Gestión Mecanizada del Conocimiento Matemático en Topología Algebraica

Autor: Heras Vicente, Jonathan

Tipo de documento: Tesis

Director/es: Pascual Martínez Losa, María VicoRubio García, Julio Jesús

Universidad: Universidad de La Rioja

Año: 2011 

Texto completo open access 

Resumen: The work presented in this thesis tries to particularize Mathematical Knowledge Management to Algebraic Topology. Mathematical Knowledge Management is a branch of Computer Science whose main goal consists in developing integral assistants for Mathematics including computation, deduction and powerful user interfaces able to make the daily work of mathematical researchers easier. Our application context is Algebraic Topology using the Kenzo system, a Common Lisp program devoted to Algebraic Topology developed by Francis Sergeraert, as an instrumental tool. We can split the work presented in this thesis into three main parts which coincide with the main goals of Mathematical Knowledge Management. Our first task has consisted in developing a system called fKenzo, an acronym of friendly Kenzo.
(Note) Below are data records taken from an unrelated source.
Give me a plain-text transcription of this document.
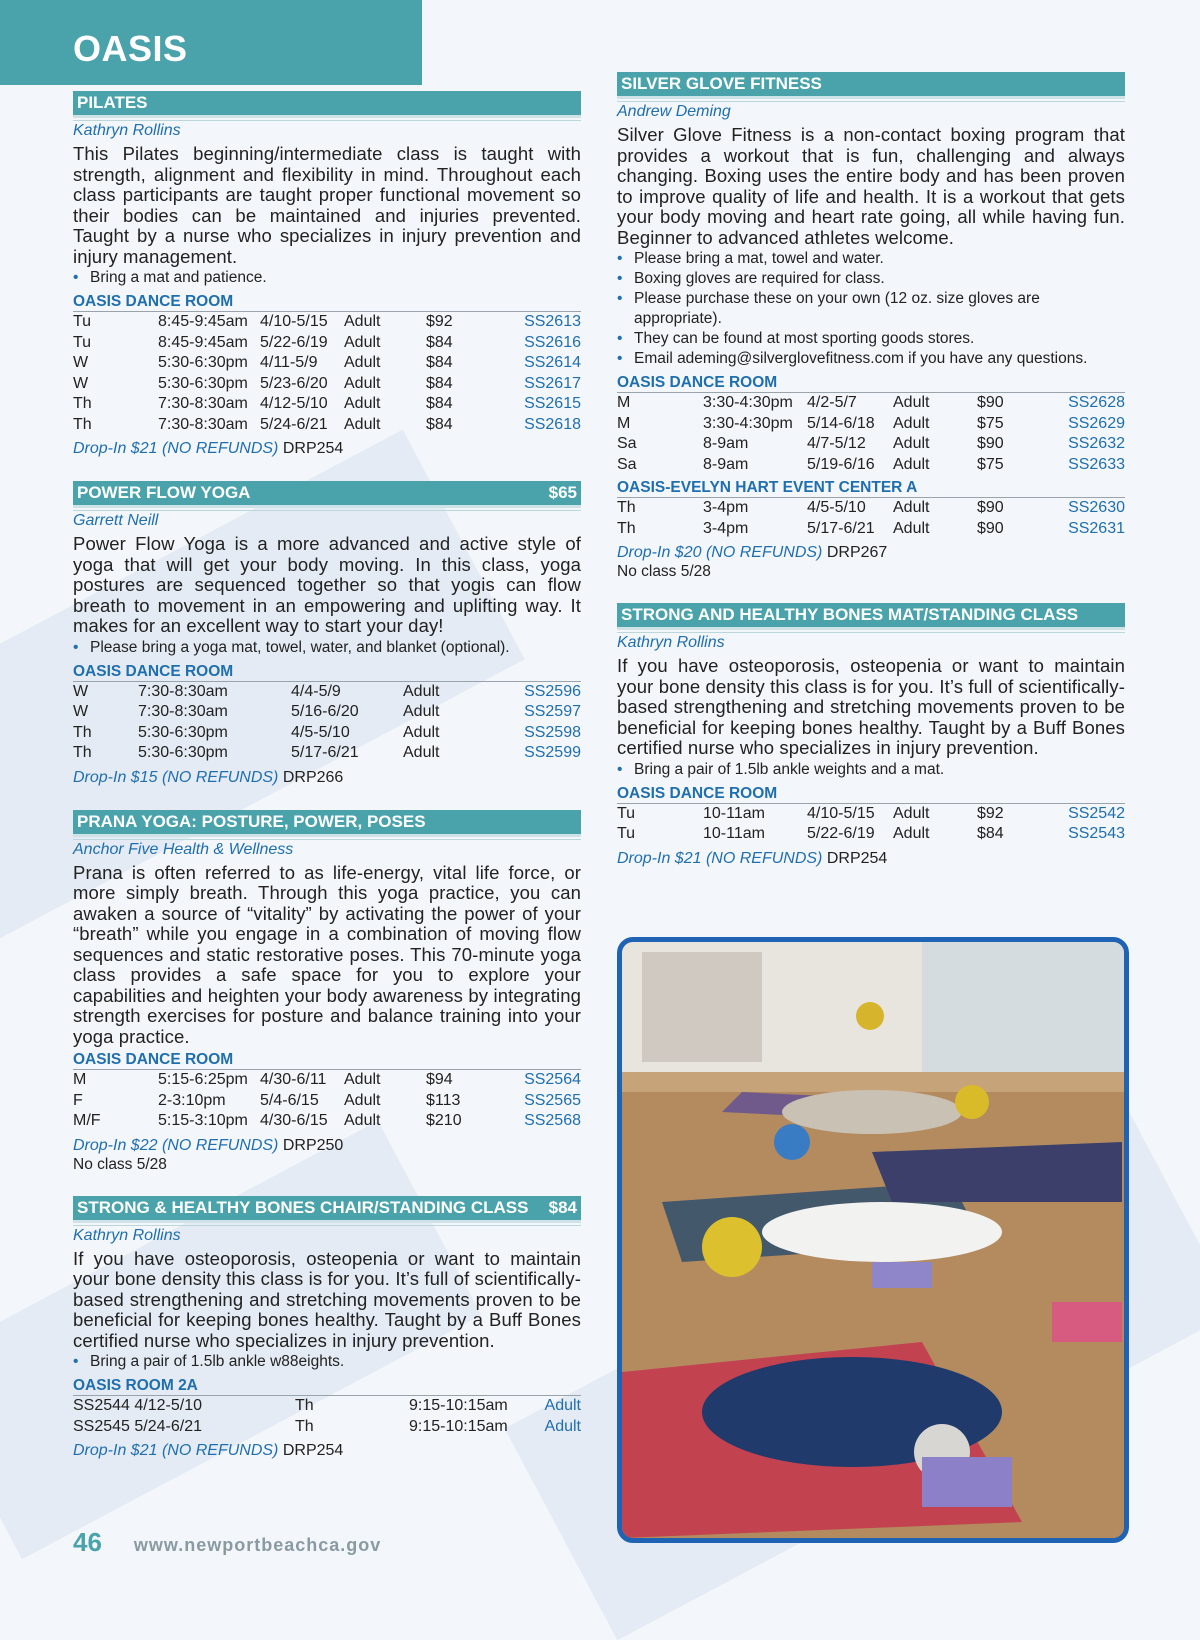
OASIS
PILATES
Kathryn Rollins

This Pilates beginning/intermediate class is taught with strength, alignment and flexibility in mind. Throughout each class participants are taught proper functional movement so their bodies can be maintained and injuries prevented. Taught by a nurse who specializes in injury prevention and injury management.

• Bring a mat and patience.
OASIS DANCE ROOM
Tu	8:45-9:45am	4/10-5/15	Adult	$92	SS2613
Tu	8:45-9:45am	5/22-6/19	Adult	$84	SS2616
W	5:30-6:30pm	4/11-5/9	Adult	$84	SS2614
W	5:30-6:30pm	5/23-6/20	Adult	$84	SS2617
Th	7:30-8:30am	4/12-5/10	Adult	$84	SS2615
Th	7:30-8:30am	5/24-6/21	Adult	$84	SS2618
Drop-In $21 (NO REFUNDS) DRP254
POWER FLOW YOGA	$65
Garrett Neill

Power Flow Yoga is a more advanced and active style of yoga that will get your body moving. In this class, yoga postures are sequenced together so that yogis can flow breath to movement in an empowering and uplifting way. It makes for an excellent way to start your day!

• Please bring a yoga mat, towel, water, and blanket (optional).
OASIS DANCE ROOM
W	7:30-8:30am	4/4-5/9	Adult		SS2596
W	7:30-8:30am	5/16-6/20	Adult		SS2597
Th	5:30-6:30pm	4/5-5/10	Adult		SS2598
Th	5:30-6:30pm	5/17-6/21	Adult		SS2599
Drop-In $15 (NO REFUNDS) DRP266
PRANA YOGA: POSTURE, POWER, POSES
Anchor Five Health & Wellness

Prana is often referred to as life-energy, vital life force, or more simply breath. Through this yoga practice, you can awaken a source of “vitality” by activating the power of your “breath” while you engage in a combination of moving flow sequences and static restorative poses. This 70-minute yoga class provides a safe space for you to explore your capabilities and heighten your body awareness by integrating strength exercises for posture and balance training into your yoga practice.

OASIS DANCE ROOM
M	5:15-6:25pm	4/30-6/11	Adult	$94	SS2564
F	2-3:10pm	5/4-6/15	Adult	$113	SS2565
M/F	5:15-3:10pm	4/30-6/15	Adult	$210	SS2568
Drop-In $22 (NO REFUNDS) DRP250
No class 5/28
STRONG & HEALTHY BONES CHAIR/STANDING CLASS $84
Kathryn Rollins

If you have osteoporosis, osteopenia or want to maintain your bone density this class is for you. It’s full of scientifically-based strengthening and stretching movements proven to be beneficial for keeping bones healthy. Taught by a Buff Bones certified nurse who specializes in injury prevention.

• Bring a pair of 1.5lb ankle w88eights.
OASIS ROOM 2A
SS2544 4/12-5/10	Th	9:15-10:15am	Adult
SS2545 5/24-6/21	Th	9:15-10:15am	Adult
Drop-In $21 (NO REFUNDS) DRP254
SILVER GLOVE FITNESS
Andrew Deming

Silver Glove Fitness is a non-contact boxing program that provides a workout that is fun, challenging and always changing. Boxing uses the entire body and has been proven to improve quality of life and health. It is a workout that gets your body moving and heart rate going, all while having fun. Beginner to advanced athletes welcome.

• Please bring a mat, towel and water.
• Boxing gloves are required for class.
• Please purchase these on your own (12 oz. size gloves are appropriate).
• They can be found at most sporting goods stores.
• Email ademing@silverglovefitness.com if you have any questions.
OASIS DANCE ROOM
M	3:30-4:30pm	4/2-5/7	Adult	$90	SS2628
M	3:30-4:30pm	5/14-6/18	Adult	$75	SS2629
Sa	8-9am	4/7-5/12	Adult	$90	SS2632
Sa	8-9am	5/19-6/16	Adult	$75	SS2633
OASIS-EVELYN HART EVENT CENTER A
Th	3-4pm	4/5-5/10	Adult	$90	SS2630
Th	3-4pm	5/17-6/21	Adult	$90	SS2631
Drop-In $20 (NO REFUNDS) DRP267
No class 5/28
STRONG AND HEALTHY BONES MAT/STANDING CLASS
Kathryn Rollins

If you have osteoporosis, osteopenia or want to maintain your bone density this class is for you. It’s full of scientifically-based strengthening and stretching movements proven to be beneficial for keeping bones healthy. Taught by a Buff Bones certified nurse who specializes in injury prevention.

• Bring a pair of 1.5lb ankle weights and a mat.
OASIS DANCE ROOM
Tu	10-11am	4/10-5/15	Adult	$92	SS2542
Tu	10-11am	5/22-6/19	Adult	$84	SS2543
Drop-In $21 (NO REFUNDS) DRP254
46 www.newportbeachca.gov
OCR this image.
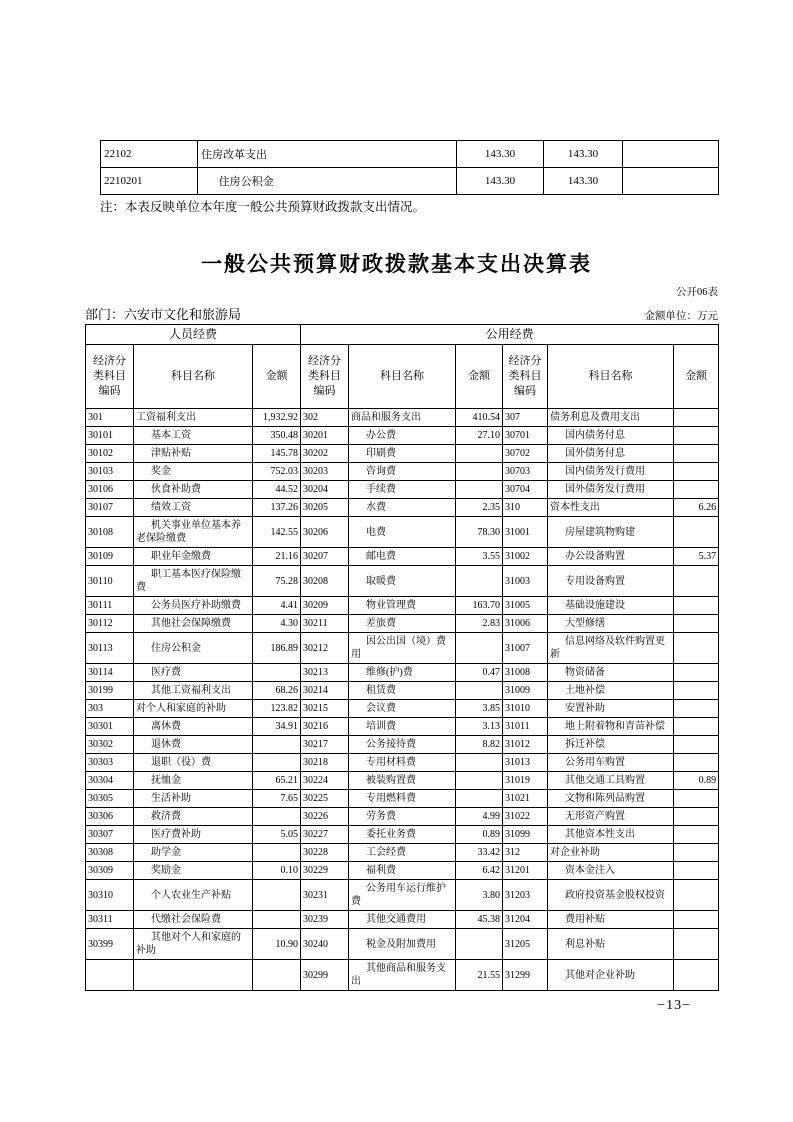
22102	住房改革支出	143.30	143.30	
2210201	住房公积金	143.30	143.30	
注：本表反映单位本年度一般公共预算财政拨款支出情况。
一般公共预算财政拨款基本支出决算表
公开06表
部门：六安市文化和旅游局	金额单位：万元
人员经费			公用经费					
经济分类科目编码	科目名称	金额	经济分类科目编码	科目名称	金额	经济分类科目编码	科目名称	金额
301	工资福利支出	1,932.92	302	商品和服务支出	410.54	307	债务利息及费用支出	
30101	基本工资	350.48	30201	办公费	27.10	30701	国内债务付息	
30102	津贴补贴	145.78	30202	印刷费		30702	国外债务付息	
30103	奖金	752.03	30203	咨询费		30703	国内债务发行费用	
30106	伙食补助费	44.52	30204	手续费		30704	国外债务发行费用	
30107	绩效工资	137.26	30205	水费	2.35	310	资本性支出	6.26
30108	机关事业单位基本养老保险缴费	142.55	30206	电费	78.30	31001	房屋建筑物购建	
30109	职业年金缴费	21.16	30207	邮电费	3.55	31002	办公设备购置	5.37
30110	职工基本医疗保险缴费	75.28	30208	取暖费		31003	专用设备购置	
30111	公务员医疗补助缴费	4.41	30209	物业管理费	163.70	31005	基础设施建设	
30112	其他社会保障缴费	4.30	30211	差旅费	2.83	31006	大型修缮	
30113	住房公积金	186.89	30212	因公出国（境）费用		31007	信息网络及软件购置更新	
30114	医疗费		30213	维修(护)费	0.47	31008	物资储备	
30199	其他工资福利支出	68.26	30214	租赁费		31009	土地补偿	
303	对个人和家庭的补助	123.82	30215	会议费	3.85	31010	安置补助	
30301	离休费	34.91	30216	培训费	3.13	31011	地上附着物和青苗补偿	
30302	退休费		30217	公务接待费	8.82	31012	拆迁补偿	
30303	退职（役）费		30218	专用材料费		31013	公务用车购置	
30304	抚恤金	65.21	30224	被装购置费		31019	其他交通工具购置	0.89
30305	生活补助	7.65	30225	专用燃料费		31021	文物和陈列品购置	
30306	救济费		30226	劳务费	4.99	31022	无形资产购置	
30307	医疗费补助	5.05	30227	委托业务费	0.89	31099	其他资本性支出	
30308	助学金		30228	工会经费	33.42	312	对企业补助	
30309	奖励金	0.10	30229	福利费	6.42	31201	资本金注入	
30310	个人农业生产补贴		30231	公务用车运行维护费	3.80	31203	政府投资基金股权投资	
30311	代缴社会保险费		30239	其他交通费用	45.38	31204	费用补贴	
30399	其他对个人和家庭的补助	10.90	30240	税金及附加费用		31205	利息补贴	
			30299	其他商品和服务支出	21.55	31299	其他对企业补助	
−13−
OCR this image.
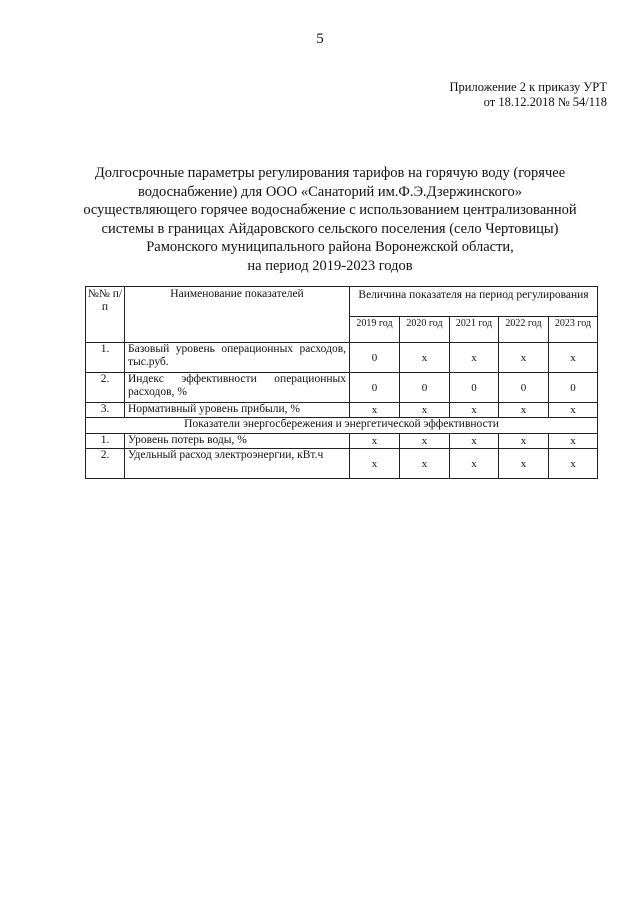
5
Приложение 2 к приказу УРТ
от 18.12.2018 № 54/118
Долгосрочные параметры регулирования тарифов на горячую воду (горячее
водоснабжение) для ООО «Санаторий им.Ф.Э.Дзержинского»
осуществляющего горячее водоснабжение с использованием централизованной
системы в границах Айдаровского сельского поселения (село Чертовицы)
Рамонского муниципального района Воронежской области,
на период 2019-2023 годов
№№ п/п	Наименование показателей	Величина показателя на период регулирования				
		2019 год	2020 год	2021 год	2022 год	2023 год
1.	Базовый уровень операционных расходов, тыс.руб.	0	x	x	x	x
2.	Индекс эффективности операционных расходов, %	0	0	0	0	0
3.	Нормативный уровень прибыли, %	x	x	x	x	x
Показатели энергосбережения и энергетической эффективности						
1.	Уровень потерь воды, %	x	x	x	x	x
2.	Удельный расход электроэнергии, кВт.ч	x	x	x	x	x
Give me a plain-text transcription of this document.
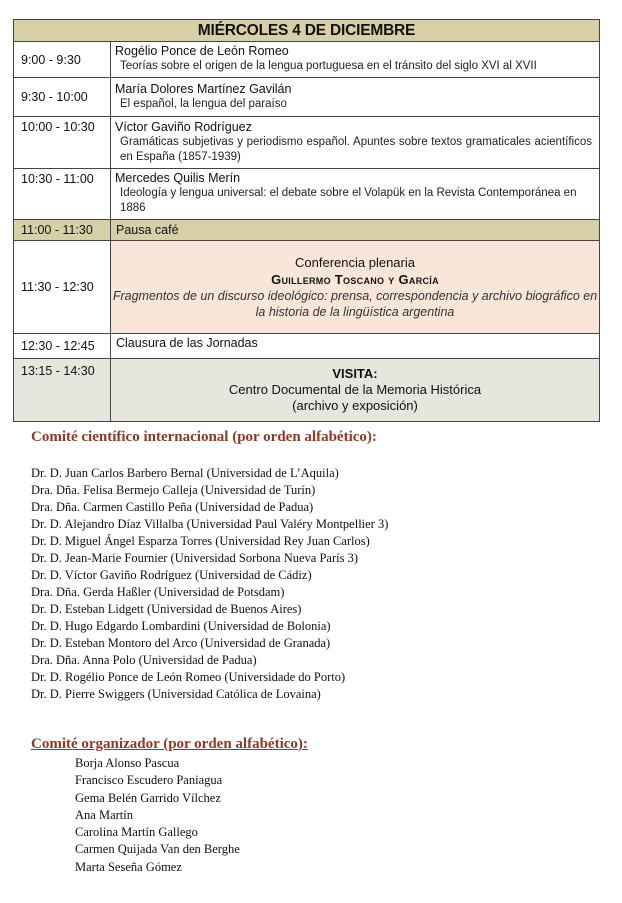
MIÉRCOLES 4 DE DICIEMBRE	
9:00 - 9:30	Rogélio Ponce de León Romeo
Teorías sobre el origen de la lengua portuguesa en el tránsito del siglo XVI al XVII

9:30 - 10:00	María Dolores Martínez Gavilán
El español, la lengua del paraíso

10:00 - 10:30	Víctor Gaviño Rodríguez
Gramáticas subjetivas y periodismo español. Apuntes sobre textos gramaticales acientíficos en España (1857-1939)

10:30 - 11:00	Mercedes Quilis Merín
Ideología y lengua universal: el debate sobre el Volapük en la Revista Contemporánea en 1886

11:00 - 11:30	Pausa café
11:30 - 12:30	Conferencia plenaria
Guillermo Toscano y García
Fragmentos de un discurso ideológico: prensa, correspondencia y archivo biográfico en la historia de la lingüística argentina

12:30 - 12:45	Clausura de las Jornadas
13:15 - 14:30	VISITA:
Centro Documental de la Memoria Histórica
(archivo y exposición)
Comité científico internacional (por orden alfabético):
Dr. D. Juan Carlos Barbero Bernal (Universidad de L’Aquila)
Dra. Dña. Felisa Bermejo Calleja (Universidad de Turín)
Dra. Dña. Carmen Castillo Peña (Universidad de Padua)
Dr. D. Alejandro Díaz Villalba (Universidad Paul Valéry Montpellier 3)
Dr. D. Miguel Ángel Esparza Torres (Universidad Rey Juan Carlos)
Dr. D. Jean-Marie Fournier (Universidad Sorbona Nueva París 3)
Dr. D. Víctor Gaviño Rodríguez (Universidad de Cádiz)
Dra. Dña. Gerda Haßler (Universidad de Potsdam)
Dr. D. Esteban Lidgett (Universidad de Buenos Aires)
Dr. D. Hugo Edgardo Lombardini (Universidad de Bolonia)
Dr. D. Esteban Montoro del Arco (Universidad de Granada)
Dra. Dña. Anna Polo (Universidad de Padua)
Dr. D. Rogélio Ponce de León Romeo (Universidade do Porto)
Dr. D. Pierre Swiggers (Universidad Católica de Lovaina)
Comité organizador (por orden alfabético):
Borja Alonso Pascua
Francisco Escudero Paniagua
Gema Belén Garrido Vílchez
Ana Martín
Carolina Martín Gallego
Carmen Quijada Van den Berghe
Marta Seseña Gómez
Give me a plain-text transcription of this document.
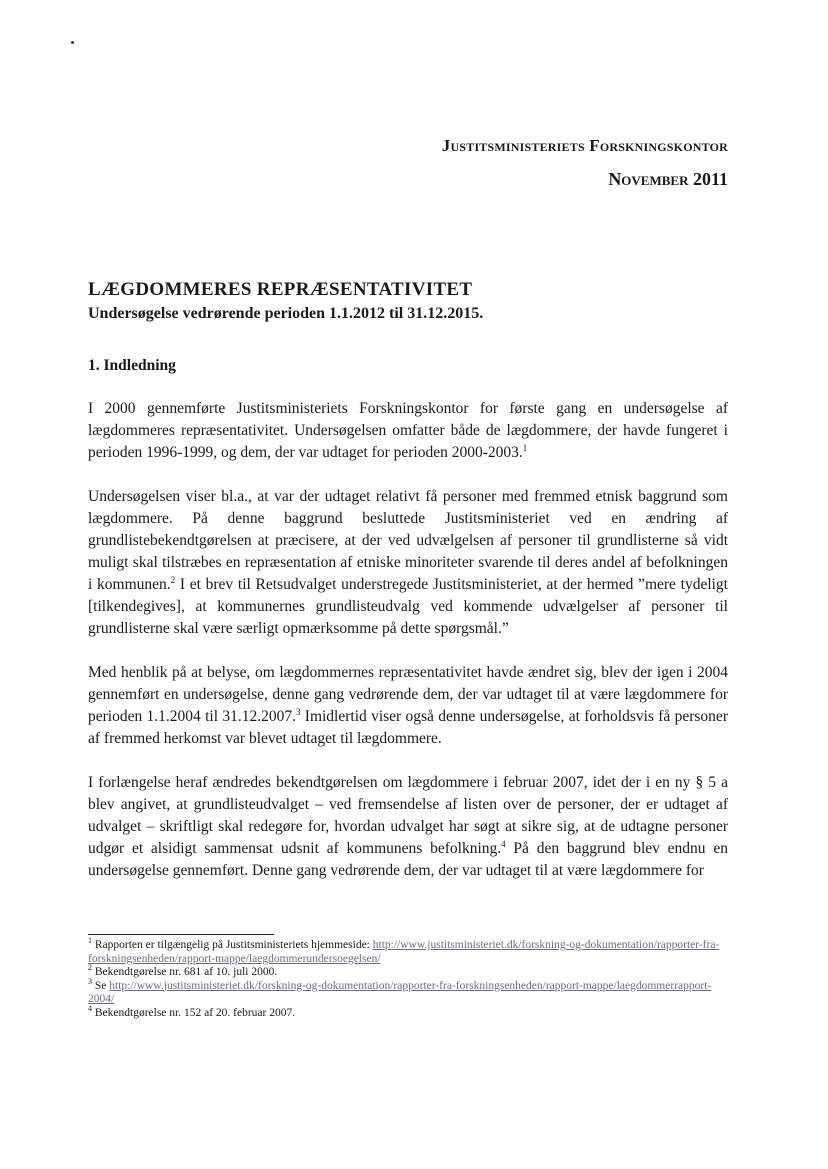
Justitsministeriets Forskningskontor
November 2011
LÆGDOMMERES REPRÆSENTATIVITET
Undersøgelse vedrørende perioden 1.1.2012 til 31.12.2015.
1. Indledning

I 2000 gennemførte Justitsministeriets Forskningskontor for første gang en undersøgelse af lægdommeres repræsentativitet. Undersøgelsen omfatter både de lægdommere, der havde fungeret i perioden 1996-1999, og dem, der var udtaget for perioden 2000-2003.$^1$

Undersøgelsen viser bl.a., at var der udtaget relativt få personer med fremmed etnisk baggrund som lægdommere. På denne baggrund besluttede Justitsministeriet ved en ændring af grundlistebekendtgørelsen at præcisere, at der ved udvælgelsen af personer til grundlisterne så vidt muligt skal tilstræbes en repræsentation af etniske minoriteter svarende til deres andel af befolkningen i kommunen.$^2$ I et brev til Retsudvalget understregede Justitsministeriet, at der hermed ”mere tydeligt [tilkendegives], at kommunernes grundlisteudvalg ved kommende udvælgelser af personer til grundlisterne skal være særligt opmærksomme på dette spørgsmål.”

Med henblik på at belyse, om lægdommernes repræsentativitet havde ændret sig, blev der igen i 2004 gennemført en undersøgelse, denne gang vedrørende dem, der var udtaget til at være lægdommere for perioden 1.1.2004 til 31.12.2007.$^3$ Imidlertid viser også denne undersøgelse, at forholdsvis få personer af fremmed herkomst var blevet udtaget til lægdommere.

I forlængelse heraf ændredes bekendtgørelsen om lægdommere i februar 2007, idet der i en ny § 5 a blev angivet, at grundlisteudvalget – ved fremsendelse af listen over de personer, der er udtaget af udvalget – skriftligt skal redegøre for, hvordan udvalget har søgt at sikre sig, at de udtagne personer udgør et alsidigt sammensat udsnit af kommunens befolkning.$^4$ På den baggrund blev endnu en undersøgelse gennemført. Denne gang vedrørende dem, der var udtaget til at være lægdommere for

$^1$ Rapporten er tilgængelig på Justitsministeriets hjemmeside: http://www.justitsministeriet.dk/forskning-og-dokumentation/rapporter-fra-forskningsenheden/rapport-mappe/laegdommerundersoegelsen/

$^2$ Bekendtgørelse nr. 681 af 10. juli 2000.

$^3$ Se http://www.justitsministeriet.dk/forskning-og-dokumentation/rapporter-fra-forskningsenheden/rapport-mappe/laegdommerrapport-2004/

$^4$ Bekendtgørelse nr. 152 af 20. februar 2007.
This system not only provides a friendly graphical user interface to interact with the Kenzo system but also guides the interaction of the user with the. Moreover, fKenzo allows one to integrate other symbolic computation systems (such as GAP) and theorem prover tools (for instance, ACL2) by means of a plugin system. The second part of the thesis is focussed on increasing the computational capabilities of the Kenzo system. Three new Kenzo modules have been developed which in turn extend the fKenzo system. The first one allows us to study the pushout of simplicial sets, an important construction in Algebraic Topology. The second one implements the simplicial complex notion (a generalization of the graph notion to higher dimensions). The last module allows us to analyse properties of 2D and 3D images by means of the Kenzo system thanks to the computation of the homology groups associated with the image. Finally, since the Kenzo system has obtained some results not confirmed nor refuted by any other means, we are interested in increasing the reliability of the Kenzo system by means of Theorem Proving tools. Namely, in our work we have used the ACL2 Theorem Prover. ACL2 allows us to prove properties of programs implemented in Common Lisp, as in the Kenzo case. Then, in our work we have focussed on the certification of the correctness of some important fragments of the Kenzo system.